I can see the justification for a small person shop spending the time and energy to give it a try, provided the long-term economics of these models makes them cost-effective and the model is able to be coerced into working well for their specific situation. But we simply do not know and I strongly suspect there’s been too much money dumped into Anthropic and friends for this to be an acceptable answer right now as illustrated by the fact that we are seeing OKRs where people are being forced to answer loaded questions about how AI tooling has improved their work.
If you believe coding agents produce working code, why was the decision below made?
Amazon orders 90-day reset after code mishaps cause
millions of lost orders[0]
0 - https://www.businessinsider.com/amazon-tightens-code-control...I find it somewhat overblown.
Also, I think there's a difference between working code and exceptionally bug-free code. Humans produce bugs all the time. I know I do at least.

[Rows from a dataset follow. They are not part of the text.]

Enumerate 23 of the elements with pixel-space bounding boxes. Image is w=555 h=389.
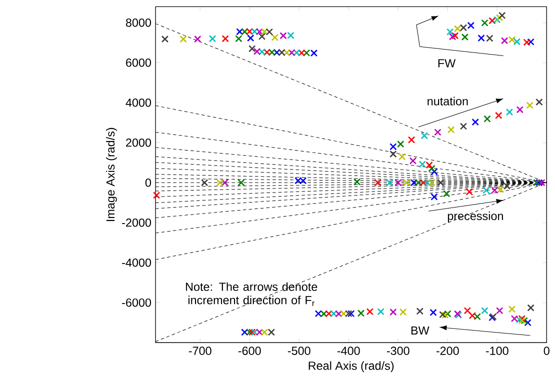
annotation: Note: The arrows denote increment direction of F$_{r}$ [186,282,318,306]
y-tick-label: 0 [145,178,152,187]
x-tick-label: -100 [486,346,508,356]
annotation: FW [438,59,456,68]
annotation: precession [448,212,503,223]
y-tick-label: 2000 [126,138,152,147]
y-tick-label: 4000 [126,98,152,108]
y-tick-label: 8000 [126,18,152,28]
y-tick-label: -6000 [122,298,152,307]
x-tick-label: -300 [386,346,410,356]
x-tick-label: -700 [188,346,212,356]
x-tick-label: 0 [544,346,550,356]
x-tick-label: -600 [238,346,261,356]
annotation: BW [411,326,430,335]
y-tick-label: -4000 [122,258,152,267]
annotation: nutation [428,96,468,106]
y-tick-label: -2000 [122,218,152,227]
x-tick-label: -500 [288,346,310,356]
y-axis-title: Image Axis (rad/s) [106,128,117,222]
x-tick-label: -200 [436,346,459,356]
y-tick-label: 6000 [126,58,152,68]
x-tick-label: -400 [337,346,360,356]
x-axis-title: Real Axis (rad/s) [308,361,394,372]
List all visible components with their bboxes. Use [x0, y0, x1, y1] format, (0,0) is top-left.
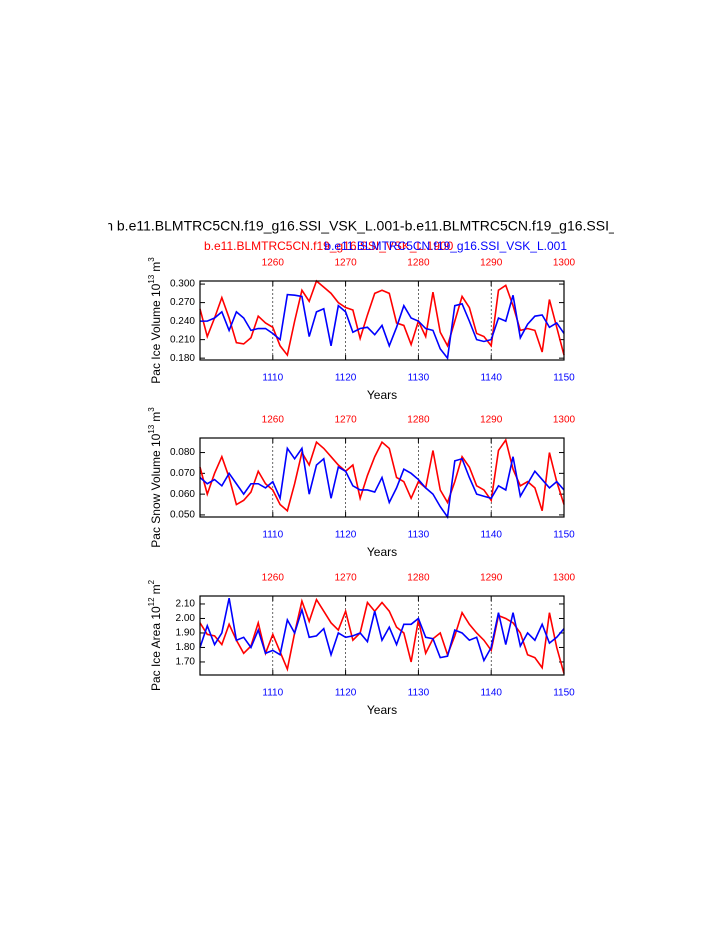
y-axis-label-text: Pac Ice Area 10 [149, 606, 163, 691]
y-tick-label: 0.070 [170, 468, 195, 479]
y-axis-label-unit: m [149, 262, 163, 272]
series-line [199, 279, 565, 357]
x-tick-label: 1140 [480, 688, 502, 699]
x-tick-label: 1110 [262, 688, 283, 699]
x2-tick-label: 1260 [262, 573, 285, 584]
x-axis-label: Years [367, 545, 397, 559]
y-tick-label: 0.180 [170, 353, 195, 364]
y-axis-label: Pac Ice Volume 1013 m3 [147, 257, 163, 384]
x2-tick-label: 1280 [407, 415, 430, 426]
x-tick-label: 1150 [553, 530, 575, 541]
x-tick-label: 1130 [408, 373, 430, 384]
y-axis-label-unit-exp: 2 [147, 579, 156, 584]
x2-tick-label: 1280 [407, 258, 430, 269]
x2-tick-label: 1290 [480, 415, 503, 426]
series-line [199, 597, 565, 674]
y-axis-label-unit: m [149, 412, 163, 422]
x2-tick-label: 1290 [480, 258, 503, 269]
plot-frame [199, 280, 565, 361]
x2-tick-label: 1260 [262, 258, 285, 269]
x-tick-label: 1110 [262, 530, 283, 541]
y-axis-label-text: Pac Ice Volume 10 [149, 283, 163, 383]
x-tick-label: 1140 [480, 530, 502, 541]
x-tick-label: 1130 [408, 530, 430, 541]
y-tick-label: 0.300 [170, 279, 195, 290]
series-line [199, 598, 565, 663]
x2-tick-label: 1270 [334, 573, 357, 584]
y-axis-label-unit: m [149, 584, 163, 594]
y-axis-label-unit-exp: 3 [147, 407, 156, 412]
x2-tick-label: 1270 [334, 415, 357, 426]
x-tick-label: 1120 [335, 530, 357, 541]
x-tick-label: 1110 [262, 373, 283, 384]
y-tick-label: 1.70 [176, 657, 196, 668]
y-tick-label: 1.80 [176, 642, 196, 653]
y-tick-label: 1.90 [176, 628, 196, 639]
legend-label: b.e11.BLMTRC5CN.f19_g16.SSI_VSK_L.001 [324, 239, 567, 253]
x-axis-label: Years [367, 703, 397, 717]
y-axis-label-unit-exp: 3 [147, 257, 156, 262]
legend-label: b.e11.BLMTRC5CN.f19_g16.SSI_VSK_L.1900 [204, 239, 454, 253]
x-tick-label: 1150 [553, 688, 575, 699]
x2-tick-label: 1270 [334, 258, 357, 269]
x2-tick-label: 1300 [553, 573, 576, 584]
x2-tick-label: 1260 [262, 415, 285, 426]
y-axis-label: Pac Ice Area 1012 m2 [147, 579, 163, 691]
y-tick-label: 0.080 [170, 447, 195, 458]
y-axis-label-exp: 12 [147, 597, 156, 606]
x2-tick-label: 1300 [553, 258, 576, 269]
y-tick-label: 2.00 [176, 613, 196, 624]
chart-title: n b.e11.BLMTRC5CN.f19_g16.SSI_VSK_L.001-… [105, 218, 617, 234]
x-tick-label: 1120 [335, 373, 357, 384]
x-tick-label: 1130 [408, 688, 430, 699]
y-tick-label: 0.050 [170, 510, 195, 521]
x-tick-label: 1150 [553, 373, 575, 384]
x-tick-label: 1120 [335, 688, 357, 699]
y-axis-label-text: Pac Snow Volume 10 [149, 433, 163, 547]
y-axis-label-exp: 13 [147, 274, 156, 283]
x2-tick-label: 1290 [480, 573, 503, 584]
series-line [199, 438, 565, 513]
series-line [200, 293, 565, 361]
series-line [199, 446, 565, 520]
y-tick-label: 0.210 [170, 334, 195, 345]
x-axis-label: Years [367, 388, 397, 402]
x-tick-label: 1140 [480, 373, 502, 384]
y-tick-label: 0.270 [170, 297, 195, 308]
plot-frame [199, 437, 565, 518]
x2-tick-label: 1280 [407, 573, 430, 584]
y-tick-label: 2.10 [176, 599, 196, 610]
y-axis-label-exp: 13 [147, 424, 156, 433]
plot-frame [199, 595, 565, 676]
y-tick-label: 0.060 [170, 489, 195, 500]
x2-tick-label: 1300 [553, 415, 576, 426]
y-tick-label: 0.240 [170, 316, 195, 327]
y-axis-label: Pac Snow Volume 1013 m3 [147, 407, 163, 548]
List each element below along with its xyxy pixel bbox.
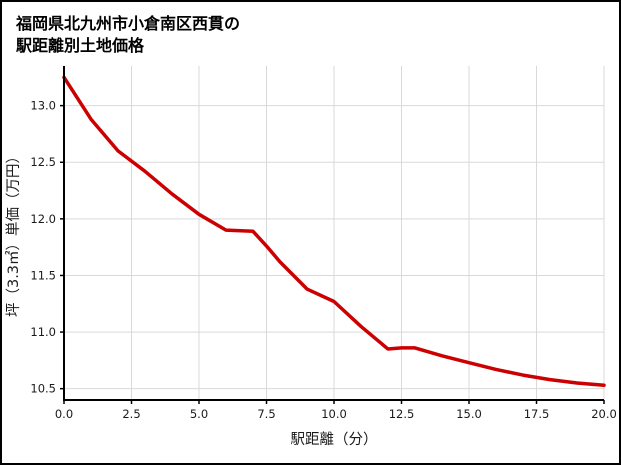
- x-axis-label: 駅距離（分）: [291, 430, 378, 448]
- y-axis-label: 坪（3.3㎡）単価（万円）: [5, 149, 22, 317]
- x-tick-label: 5.0: [190, 407, 208, 421]
- y-tick-label: 13.0: [30, 99, 56, 113]
- x-tick-label: 2.5: [122, 407, 140, 421]
- y-tick-label: 11.5: [30, 269, 56, 283]
- chart-title-line2: 駅距離別土地価格: [16, 35, 145, 55]
- y-tick-label: 12.5: [30, 155, 56, 169]
- price-line-series: [62, 75, 606, 388]
- x-tick-label: 15.0: [456, 407, 482, 421]
- x-tick-label: 20.0: [591, 407, 617, 421]
- chart-title: 福岡県北九州市小倉南区西貫の 駅距離別土地価格: [2, 2, 619, 58]
- y-tick-label: 12.0: [30, 212, 56, 226]
- y-tick-label: 11.0: [30, 325, 56, 339]
- line-chart-canvas: 0.0 2.5 5.0 7.5 10.0 12.5 15.0 17.5 20.0 10.5 11.0…: [5, 66, 617, 448]
- y-tick-label: 10.5: [30, 382, 56, 396]
- gridlines: [63, 66, 605, 401]
- x-tick-label: 10.0: [321, 407, 347, 421]
- chart-title-line1: 福岡県北九州市小倉南区西貫の: [16, 14, 241, 33]
- x-tick-label: 12.5: [389, 407, 415, 421]
- chart-area: 0.0 2.5 5.0 7.5 10.0 12.5 15.0 17.5 20.0 10.5 11.0…: [2, 58, 619, 463]
- x-tick-label: 7.5: [257, 407, 275, 421]
- x-tick-label: 0.0: [55, 407, 73, 421]
- x-tick-label: 17.5: [524, 407, 550, 421]
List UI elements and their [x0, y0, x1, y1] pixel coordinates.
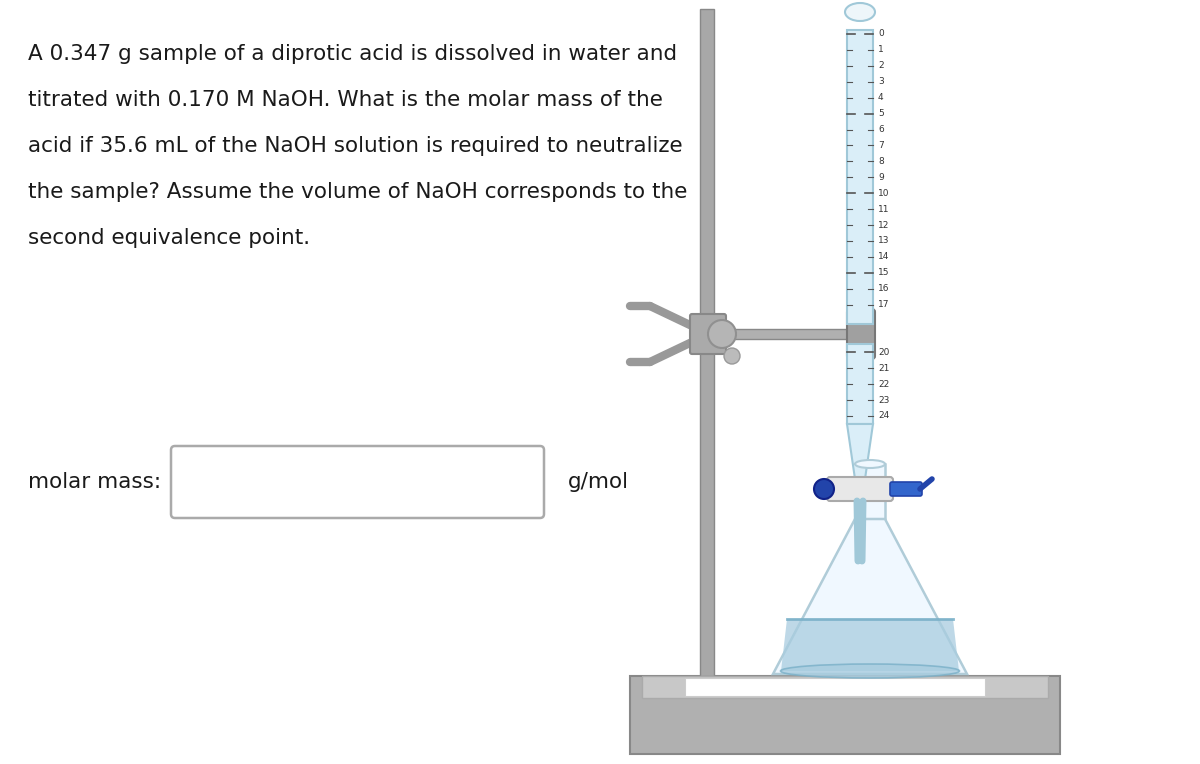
FancyBboxPatch shape	[685, 678, 985, 696]
Text: 5: 5	[878, 109, 883, 118]
Polygon shape	[773, 519, 967, 674]
Text: 2: 2	[878, 61, 883, 70]
FancyBboxPatch shape	[630, 676, 1060, 754]
Text: 8: 8	[878, 157, 883, 166]
Text: A 0.347 g sample of a diprotic acid is dissolved in water and: A 0.347 g sample of a diprotic acid is d…	[28, 44, 677, 64]
Ellipse shape	[854, 460, 886, 468]
Text: 13: 13	[878, 236, 889, 245]
FancyBboxPatch shape	[172, 446, 544, 518]
Text: 12: 12	[878, 221, 889, 229]
Text: 7: 7	[878, 141, 883, 150]
FancyBboxPatch shape	[847, 344, 874, 424]
Text: 20: 20	[878, 348, 889, 357]
Polygon shape	[854, 464, 886, 519]
Text: 6: 6	[878, 125, 883, 134]
FancyBboxPatch shape	[890, 482, 922, 496]
Text: 21: 21	[878, 364, 889, 373]
Text: molar mass:: molar mass:	[28, 472, 161, 492]
FancyBboxPatch shape	[714, 329, 860, 339]
Ellipse shape	[780, 664, 960, 678]
FancyBboxPatch shape	[700, 9, 714, 676]
Text: 15: 15	[878, 268, 889, 277]
Polygon shape	[781, 619, 959, 671]
FancyBboxPatch shape	[690, 314, 726, 354]
Text: 16: 16	[878, 284, 889, 293]
Text: titrated with 0.170 M NaOH. What is the molar mass of the: titrated with 0.170 M NaOH. What is the …	[28, 90, 662, 110]
Text: acid if 35.6 mL of the NaOH solution is required to neutralize: acid if 35.6 mL of the NaOH solution is …	[28, 136, 683, 156]
Text: 9: 9	[878, 173, 883, 182]
Text: 1: 1	[878, 45, 883, 54]
Text: 10: 10	[878, 189, 889, 198]
Text: 4: 4	[878, 93, 883, 102]
Text: the sample? Assume the volume of NaOH corresponds to the: the sample? Assume the volume of NaOH co…	[28, 182, 688, 202]
Circle shape	[814, 479, 834, 499]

The confusion is not mine own. From the article cited:
Dave Treadwell, Amazon's SVP of e-commerce services, told
staff on Tuesday that a "trend of incidents" emerged since
the third quarter of 2025, including "several major"
incidents in the last few weeks, according to an internal
document obtained by Business Insider. At least one of
those disruptions were tied to Amazon's AI coding assistant
Q, while others exposed deeper issues, another internal
document explained.
Problems included what he described as "high blast radius
changes," where software updates propagated broadly because
control planes lacked suitable safeguards. (A control plane
guides how data flows across a computer network).
It appears to me that "Amazon's SVP of e-commerce services" desires producing working code and has identified the ramifications of not producing same.